徐子丞不赞同的拍了拍那着急的人,投去一个“你看你今天干了什么事”的眼神。
跟小时候一样,他们不会干巴巴的劝着让赵思沅别生气的没用话,无论什么原因,第一反应都是先给她解气。
“出去。”
角落里的周嘉树突然出声。
邵络景:“啊,周嘉树你说什么?”
周嘉树冷眼看他,眉梢泛寒:“你先滚出去。”
“她现在不想看见你。”
另外两人很明显也不擅长应对这场面:“周嘉树,交给你了,有事叫我们。”
说完拖着邵络景这罪魁祸首快速的出去。
赵思沅保持着刚刚抬脚要离开的坐姿,察觉到屋内只剩下周嘉树一个人,她才把包放下挡住自己的脸,有些冷硬又瓮声瓮气:“你不用在这,我自己待一会。”
那带了微微沙哑的声音一听就是想哭了,周嘉树拿开她包,正跟小时候一样倔强的的咬着唇不让眼泪掉下来。
那憋了泪水的眼眶红的厉害。
周嘉树皱紧了眉,任由赵思沅隐忍的哭泣了一会,才抬手轻捏她的下巴迫使她抬头:“赵思沅,哭什么,邵寒烟那种小角色也值得你为她生气?”
男人经常吸烟,赵思沅又是细皮嫩肉的,似乎觉得下巴上的那指腹有些粗糙,她抹过头去,又觉得丢人,抬手擦了下眼尾,带了点小性子:“你不用管我,我一会就好。”
半晌,那人似乎真的走开了,房间里除了她时不时吸鼻子的声音就再无其他。
蛋糕的香味在空气中扩散,赵思沅泪眼朦胧的转过头去,周嘉树手上不知道什么时候端了一小块樱桃蛋糕。
他半蹲下身子,隐在暗色光线里的清俊脸庞透着几分少有的温柔隽刻,笑道:“赵思沅,真不让我管你了啊?”
“那我的人生价值还怎么实现?”
第7章 公主果然难养。
要说赵思沅和邵寒烟的这渊源,那还得从赵思沅待在石曦之的肚子里说起。
赵家这一辈是三代单传,一直到赵靳父亲这一代,因为极想要女儿,所以在生完赵靳后没多久就又怀了二胎,而这一胎也实现了夫妻两的心愿,来了一个他们心心念念的女儿。

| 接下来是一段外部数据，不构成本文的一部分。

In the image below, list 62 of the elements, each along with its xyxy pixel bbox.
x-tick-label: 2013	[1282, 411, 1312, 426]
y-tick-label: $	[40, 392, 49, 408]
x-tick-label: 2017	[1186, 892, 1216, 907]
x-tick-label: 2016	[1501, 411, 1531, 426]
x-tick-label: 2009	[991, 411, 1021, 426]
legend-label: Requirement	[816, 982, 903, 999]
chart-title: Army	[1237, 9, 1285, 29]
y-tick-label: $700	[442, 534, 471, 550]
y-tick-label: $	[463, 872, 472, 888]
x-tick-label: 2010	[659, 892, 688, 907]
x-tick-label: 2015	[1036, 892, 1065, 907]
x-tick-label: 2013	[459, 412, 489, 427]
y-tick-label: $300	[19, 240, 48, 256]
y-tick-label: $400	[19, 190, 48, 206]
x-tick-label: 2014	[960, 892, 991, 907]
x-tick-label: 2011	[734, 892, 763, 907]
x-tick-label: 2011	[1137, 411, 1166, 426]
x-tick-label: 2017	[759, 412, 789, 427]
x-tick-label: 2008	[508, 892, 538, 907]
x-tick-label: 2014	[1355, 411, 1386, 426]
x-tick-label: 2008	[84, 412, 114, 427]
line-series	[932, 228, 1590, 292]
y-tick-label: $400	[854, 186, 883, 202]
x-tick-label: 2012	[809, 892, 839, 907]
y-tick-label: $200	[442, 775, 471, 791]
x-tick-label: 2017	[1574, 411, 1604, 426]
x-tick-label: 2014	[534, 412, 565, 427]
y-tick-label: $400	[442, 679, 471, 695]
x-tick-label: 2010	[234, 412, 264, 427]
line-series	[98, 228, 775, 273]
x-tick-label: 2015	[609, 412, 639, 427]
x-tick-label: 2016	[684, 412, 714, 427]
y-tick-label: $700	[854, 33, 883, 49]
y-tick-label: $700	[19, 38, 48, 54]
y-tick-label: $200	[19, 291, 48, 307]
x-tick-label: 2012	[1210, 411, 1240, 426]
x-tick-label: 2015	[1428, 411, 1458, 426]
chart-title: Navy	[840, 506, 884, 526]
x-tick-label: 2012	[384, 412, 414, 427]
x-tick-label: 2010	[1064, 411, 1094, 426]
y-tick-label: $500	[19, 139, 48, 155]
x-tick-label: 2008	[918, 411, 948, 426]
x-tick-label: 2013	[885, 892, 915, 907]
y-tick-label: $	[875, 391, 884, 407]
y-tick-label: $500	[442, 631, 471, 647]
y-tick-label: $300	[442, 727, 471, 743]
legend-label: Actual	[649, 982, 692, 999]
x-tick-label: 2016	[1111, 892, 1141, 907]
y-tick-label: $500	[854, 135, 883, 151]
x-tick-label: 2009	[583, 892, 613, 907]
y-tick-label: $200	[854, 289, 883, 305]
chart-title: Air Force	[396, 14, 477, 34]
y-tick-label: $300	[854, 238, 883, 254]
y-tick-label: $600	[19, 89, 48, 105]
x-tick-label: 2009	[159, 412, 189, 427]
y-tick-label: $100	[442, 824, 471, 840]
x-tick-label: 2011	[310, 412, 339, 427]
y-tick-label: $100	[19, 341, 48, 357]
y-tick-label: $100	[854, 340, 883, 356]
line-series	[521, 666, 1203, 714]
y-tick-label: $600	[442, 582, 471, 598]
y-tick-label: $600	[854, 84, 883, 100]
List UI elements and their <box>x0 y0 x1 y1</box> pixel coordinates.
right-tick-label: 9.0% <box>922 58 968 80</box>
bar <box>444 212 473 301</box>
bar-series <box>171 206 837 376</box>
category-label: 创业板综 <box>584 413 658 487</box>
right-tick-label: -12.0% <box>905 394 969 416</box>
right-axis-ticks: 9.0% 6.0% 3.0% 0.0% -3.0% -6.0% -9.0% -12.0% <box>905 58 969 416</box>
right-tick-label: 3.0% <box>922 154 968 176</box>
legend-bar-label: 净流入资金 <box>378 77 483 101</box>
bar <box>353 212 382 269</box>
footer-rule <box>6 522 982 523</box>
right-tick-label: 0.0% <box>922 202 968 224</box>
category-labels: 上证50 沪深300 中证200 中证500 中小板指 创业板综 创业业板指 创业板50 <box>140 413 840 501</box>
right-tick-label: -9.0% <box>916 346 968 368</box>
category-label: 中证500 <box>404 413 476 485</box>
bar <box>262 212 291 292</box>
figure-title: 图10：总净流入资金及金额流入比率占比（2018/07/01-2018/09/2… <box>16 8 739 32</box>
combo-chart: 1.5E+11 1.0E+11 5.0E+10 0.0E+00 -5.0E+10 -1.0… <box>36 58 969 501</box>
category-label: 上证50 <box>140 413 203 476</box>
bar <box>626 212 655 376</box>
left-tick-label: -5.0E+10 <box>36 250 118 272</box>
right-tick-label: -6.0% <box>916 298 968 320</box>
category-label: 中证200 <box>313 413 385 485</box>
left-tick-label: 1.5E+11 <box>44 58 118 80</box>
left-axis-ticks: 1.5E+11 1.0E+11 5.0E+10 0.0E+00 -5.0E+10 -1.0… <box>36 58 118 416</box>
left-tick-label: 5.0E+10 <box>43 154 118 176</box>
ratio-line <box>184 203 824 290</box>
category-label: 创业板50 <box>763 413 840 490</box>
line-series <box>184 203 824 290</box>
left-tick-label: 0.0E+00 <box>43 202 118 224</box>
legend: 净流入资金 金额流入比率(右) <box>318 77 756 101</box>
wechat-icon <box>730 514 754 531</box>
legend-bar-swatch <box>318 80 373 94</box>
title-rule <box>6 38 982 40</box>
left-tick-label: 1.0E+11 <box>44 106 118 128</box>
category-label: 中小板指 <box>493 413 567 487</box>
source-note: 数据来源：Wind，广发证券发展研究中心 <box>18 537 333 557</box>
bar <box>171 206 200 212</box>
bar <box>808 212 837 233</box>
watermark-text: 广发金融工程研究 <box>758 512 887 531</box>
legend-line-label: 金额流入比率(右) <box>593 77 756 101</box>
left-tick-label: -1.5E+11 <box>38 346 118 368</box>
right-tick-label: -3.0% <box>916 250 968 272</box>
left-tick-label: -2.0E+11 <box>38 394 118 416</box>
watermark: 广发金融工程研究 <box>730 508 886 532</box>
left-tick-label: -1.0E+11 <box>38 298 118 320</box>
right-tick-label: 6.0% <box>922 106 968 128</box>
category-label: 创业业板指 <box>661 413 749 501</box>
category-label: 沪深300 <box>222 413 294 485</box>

夫妻两给这女儿取名为赵晨,意为“初晨之星”,这个女孩,可谓是从小就被呵护在掌心里,生活物质上永远是最好的,和她相比,赵靳的生活就要苛刻许多。
老爷子一直严格按照继承人培养的说法要求赵靳,而对这小女儿,恨不得把天上的月亮摘下来给她。
这样宠着一直到了赵晨二十六岁,老两口万般不舍的把女儿嫁给了江城的一位富商,原本以为会这样幸福的过下去,可好景不长,二十七岁那年,赵晨才刚怀上孩子,突然被查出来得了一种医学上极少见的怪病,而且目前为止,没有任何的药物或者手术可以治疗痊愈。
在孕期到七个月的时候,两老口把赵晨接回了家,四处遍访名医。
但正如医生所说,她这个病现在已经到了晚期,即便再治疗,最多也只能三个月的时间。
就这样在家又扛到孕期八个月的时候,眼看着赵晨的身体一日比一日消瘦,肚子里的孩子更是吸收不了多少营养,老两口整天急的上火,放话无论是谁,只要有任何办法,酬金任由他开。
这消息一放出,第二天还真有人上门了。
不是医生,而是一名“普度众生”的大师,用了他的药,赵晨那两天的精神还真是好了不少。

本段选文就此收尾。